Прохожие опасливо сторонились меня. Я не обращала на них внимания.
Барклай тоже вылез из машины, но в отличие от меня никуда не убежал, а чинно сидел на тротуаре у распахнутой дверцы. Его заинтересованность происходящим выдавал только наклон головы, в результате которого длинные уши бассета перекосились, как ведра на коромысле.
– Красная коляска в виде гоночной машинки! – присев на корточки выдохнула я прямо в собачью морду. – Она проехала тут пару минут назад! Помнишь? В коляске сидел мальчик в зеленой шапочке с завязками. – Я руками нарисовала в воздухе затейливые вензеля, изображающие завязки детской шапочки.
Судя по моим жестам, можно было подумать, что головной убор закрепили под подбородком малыша тройным морским узлом.
– Мальчик в коляске, понимаешь? – Я вытянула перед собой руки и повозила ими взад-вперед.
Барклай переложил голову на другое плечо, продолжая смотреть на меня с доброжелательным любопытством психиатра, диагностирующего очень интересный случай.
– У него еще мишка был! – не сдавалась я.
Показывать мишку любящие родители научили меня еще в нежном возрасте двух лет: я скривила стопы, свесила руки до колен и, покачиваясь, как заводная игрушка, басовито напела незабываемое:
– Мишка косолапый по лесу идет! Шишки собирает, песенки поет!
Вероятно, в отрепетированной с раннего детства роли Топтыгина я была достаточно убедительна, потому что на слове «песенки» Барклай издал низкую горловую ноту, отклеил попу от асфальта и деловито потрюхал за угол.
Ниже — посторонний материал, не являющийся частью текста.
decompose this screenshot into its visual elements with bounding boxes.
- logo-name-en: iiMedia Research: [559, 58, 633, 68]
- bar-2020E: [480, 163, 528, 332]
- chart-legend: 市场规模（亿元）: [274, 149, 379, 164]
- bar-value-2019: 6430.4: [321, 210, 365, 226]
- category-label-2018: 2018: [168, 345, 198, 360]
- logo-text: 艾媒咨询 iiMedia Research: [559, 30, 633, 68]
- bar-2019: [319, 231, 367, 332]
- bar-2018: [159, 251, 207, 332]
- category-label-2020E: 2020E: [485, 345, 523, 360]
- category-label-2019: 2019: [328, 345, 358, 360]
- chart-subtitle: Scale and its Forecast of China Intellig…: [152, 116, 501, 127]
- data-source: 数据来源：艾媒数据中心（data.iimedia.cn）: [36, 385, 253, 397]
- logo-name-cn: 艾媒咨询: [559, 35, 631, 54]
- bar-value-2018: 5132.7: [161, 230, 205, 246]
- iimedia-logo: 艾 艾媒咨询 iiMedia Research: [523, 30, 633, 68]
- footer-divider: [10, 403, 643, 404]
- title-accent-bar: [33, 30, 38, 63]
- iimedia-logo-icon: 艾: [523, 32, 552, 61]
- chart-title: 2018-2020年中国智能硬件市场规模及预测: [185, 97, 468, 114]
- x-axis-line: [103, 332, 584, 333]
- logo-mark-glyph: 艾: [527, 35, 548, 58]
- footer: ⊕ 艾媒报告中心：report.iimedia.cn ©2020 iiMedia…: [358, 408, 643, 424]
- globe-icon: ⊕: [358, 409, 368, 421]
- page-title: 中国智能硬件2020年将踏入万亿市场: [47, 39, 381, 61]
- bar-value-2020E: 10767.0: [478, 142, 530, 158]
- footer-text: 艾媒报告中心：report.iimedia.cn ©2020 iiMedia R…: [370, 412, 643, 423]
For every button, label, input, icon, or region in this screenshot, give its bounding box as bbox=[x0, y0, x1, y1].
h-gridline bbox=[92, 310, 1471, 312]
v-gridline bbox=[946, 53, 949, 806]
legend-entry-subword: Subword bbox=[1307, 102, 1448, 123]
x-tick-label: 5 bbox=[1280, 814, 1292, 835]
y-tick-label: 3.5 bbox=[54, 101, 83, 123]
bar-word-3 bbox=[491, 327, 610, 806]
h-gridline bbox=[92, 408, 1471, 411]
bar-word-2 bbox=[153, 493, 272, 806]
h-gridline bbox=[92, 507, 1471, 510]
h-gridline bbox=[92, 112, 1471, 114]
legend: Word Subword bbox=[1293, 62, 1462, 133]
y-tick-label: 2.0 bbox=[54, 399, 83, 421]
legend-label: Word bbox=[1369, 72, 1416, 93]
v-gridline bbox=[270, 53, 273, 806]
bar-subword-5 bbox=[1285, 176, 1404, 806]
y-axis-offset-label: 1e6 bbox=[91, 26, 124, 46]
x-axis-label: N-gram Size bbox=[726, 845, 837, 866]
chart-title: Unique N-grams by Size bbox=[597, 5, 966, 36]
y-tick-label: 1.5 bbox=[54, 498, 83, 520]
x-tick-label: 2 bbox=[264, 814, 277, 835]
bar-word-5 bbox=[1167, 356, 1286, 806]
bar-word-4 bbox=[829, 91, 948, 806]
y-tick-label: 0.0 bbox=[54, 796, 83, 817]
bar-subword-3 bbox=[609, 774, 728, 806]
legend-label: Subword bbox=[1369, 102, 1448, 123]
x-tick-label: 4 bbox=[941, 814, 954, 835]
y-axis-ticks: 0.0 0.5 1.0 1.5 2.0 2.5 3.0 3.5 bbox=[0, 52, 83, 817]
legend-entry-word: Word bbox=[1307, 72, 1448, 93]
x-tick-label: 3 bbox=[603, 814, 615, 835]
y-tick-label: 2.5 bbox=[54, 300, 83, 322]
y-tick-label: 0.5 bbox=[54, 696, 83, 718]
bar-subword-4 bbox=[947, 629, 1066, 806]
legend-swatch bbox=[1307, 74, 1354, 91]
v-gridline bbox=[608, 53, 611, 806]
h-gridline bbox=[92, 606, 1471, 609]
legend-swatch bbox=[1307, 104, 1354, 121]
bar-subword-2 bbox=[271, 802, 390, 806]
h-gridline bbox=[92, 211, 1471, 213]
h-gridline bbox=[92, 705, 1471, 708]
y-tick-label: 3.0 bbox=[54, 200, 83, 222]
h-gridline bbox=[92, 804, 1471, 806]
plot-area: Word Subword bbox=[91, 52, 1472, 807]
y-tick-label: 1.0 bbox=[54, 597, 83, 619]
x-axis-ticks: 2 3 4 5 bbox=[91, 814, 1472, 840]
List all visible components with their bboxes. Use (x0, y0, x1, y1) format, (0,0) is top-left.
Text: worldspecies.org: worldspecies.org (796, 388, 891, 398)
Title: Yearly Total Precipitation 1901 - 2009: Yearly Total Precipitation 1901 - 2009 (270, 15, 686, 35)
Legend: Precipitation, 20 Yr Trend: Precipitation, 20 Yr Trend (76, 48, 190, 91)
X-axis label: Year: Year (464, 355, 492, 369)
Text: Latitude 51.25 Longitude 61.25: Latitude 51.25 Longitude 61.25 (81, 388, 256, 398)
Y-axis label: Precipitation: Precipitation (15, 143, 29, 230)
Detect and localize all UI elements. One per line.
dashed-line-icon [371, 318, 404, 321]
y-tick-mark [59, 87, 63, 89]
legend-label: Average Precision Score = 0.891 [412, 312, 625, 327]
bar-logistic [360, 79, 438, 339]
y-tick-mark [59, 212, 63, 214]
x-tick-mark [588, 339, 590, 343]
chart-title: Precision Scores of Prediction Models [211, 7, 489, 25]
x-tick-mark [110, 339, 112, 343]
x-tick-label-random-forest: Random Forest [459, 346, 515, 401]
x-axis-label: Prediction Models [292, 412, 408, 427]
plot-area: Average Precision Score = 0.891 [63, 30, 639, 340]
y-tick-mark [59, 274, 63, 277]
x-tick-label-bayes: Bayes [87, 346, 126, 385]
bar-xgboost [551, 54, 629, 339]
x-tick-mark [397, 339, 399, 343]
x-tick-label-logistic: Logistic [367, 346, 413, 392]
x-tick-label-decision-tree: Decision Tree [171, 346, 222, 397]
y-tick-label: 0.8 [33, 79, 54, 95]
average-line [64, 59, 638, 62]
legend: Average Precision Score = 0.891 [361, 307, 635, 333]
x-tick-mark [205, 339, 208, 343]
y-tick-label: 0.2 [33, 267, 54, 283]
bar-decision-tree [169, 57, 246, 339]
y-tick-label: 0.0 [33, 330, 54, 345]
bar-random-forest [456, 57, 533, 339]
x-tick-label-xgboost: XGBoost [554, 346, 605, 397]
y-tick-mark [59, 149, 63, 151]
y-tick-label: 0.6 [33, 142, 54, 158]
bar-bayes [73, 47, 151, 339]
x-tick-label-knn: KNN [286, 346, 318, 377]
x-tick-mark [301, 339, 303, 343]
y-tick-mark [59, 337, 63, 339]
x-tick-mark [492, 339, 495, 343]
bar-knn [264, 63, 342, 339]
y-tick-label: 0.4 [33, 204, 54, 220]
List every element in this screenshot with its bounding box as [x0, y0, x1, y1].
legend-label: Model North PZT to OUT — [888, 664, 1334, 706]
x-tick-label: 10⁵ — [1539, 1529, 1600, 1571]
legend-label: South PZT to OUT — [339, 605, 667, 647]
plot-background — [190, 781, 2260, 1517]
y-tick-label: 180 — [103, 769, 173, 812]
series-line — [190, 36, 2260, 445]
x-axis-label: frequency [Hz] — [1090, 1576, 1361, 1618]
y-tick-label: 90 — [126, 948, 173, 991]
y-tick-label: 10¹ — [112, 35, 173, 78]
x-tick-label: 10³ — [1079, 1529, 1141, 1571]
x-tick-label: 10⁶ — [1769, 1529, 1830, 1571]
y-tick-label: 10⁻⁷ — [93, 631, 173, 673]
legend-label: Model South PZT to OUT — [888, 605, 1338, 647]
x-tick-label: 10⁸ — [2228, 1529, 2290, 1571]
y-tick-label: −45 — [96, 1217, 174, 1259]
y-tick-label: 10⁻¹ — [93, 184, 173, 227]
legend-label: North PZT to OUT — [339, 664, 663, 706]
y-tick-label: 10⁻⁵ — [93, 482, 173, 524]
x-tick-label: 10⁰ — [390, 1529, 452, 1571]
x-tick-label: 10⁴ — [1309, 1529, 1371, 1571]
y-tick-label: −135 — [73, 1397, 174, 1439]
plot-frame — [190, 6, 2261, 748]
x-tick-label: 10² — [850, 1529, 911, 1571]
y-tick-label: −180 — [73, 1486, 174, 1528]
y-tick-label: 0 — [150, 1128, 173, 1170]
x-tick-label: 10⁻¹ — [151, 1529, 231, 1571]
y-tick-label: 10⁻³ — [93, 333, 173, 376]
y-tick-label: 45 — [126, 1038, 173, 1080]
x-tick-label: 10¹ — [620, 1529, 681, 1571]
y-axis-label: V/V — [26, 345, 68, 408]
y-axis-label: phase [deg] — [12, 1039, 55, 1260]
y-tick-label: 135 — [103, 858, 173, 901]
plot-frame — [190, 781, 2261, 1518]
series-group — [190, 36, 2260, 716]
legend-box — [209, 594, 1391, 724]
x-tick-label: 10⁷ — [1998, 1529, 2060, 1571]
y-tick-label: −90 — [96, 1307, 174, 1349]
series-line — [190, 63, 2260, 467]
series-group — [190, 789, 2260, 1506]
Продолжая косолапить, я заковыляла следом.
– Гау! – победно возвестил пес, возложив лапу на глухую металлическую калитку.
– Гау-гау, гау, гау! – тотчас же понесся истеричный лай с другой стороны забора.
В узкую щель между нижним краем калитки и тротуарной плиткой высунулась одна тонкая мохнатая лапка и блестящий нос, похожий на черную пуговку, нашитую на белую кроличью шубку. Барклай с брезгливым интересом обнюхал фрагменты несерьезного противника, фыркнул и, очевидно, сочтя ниже своего достоинства лаяться с болонкой, неторопливо, вразвалочку, двинулся в обратном направлении – к Денисовой машине. Я осталась под забором одна – не считая хозяйской собачонки, конечно.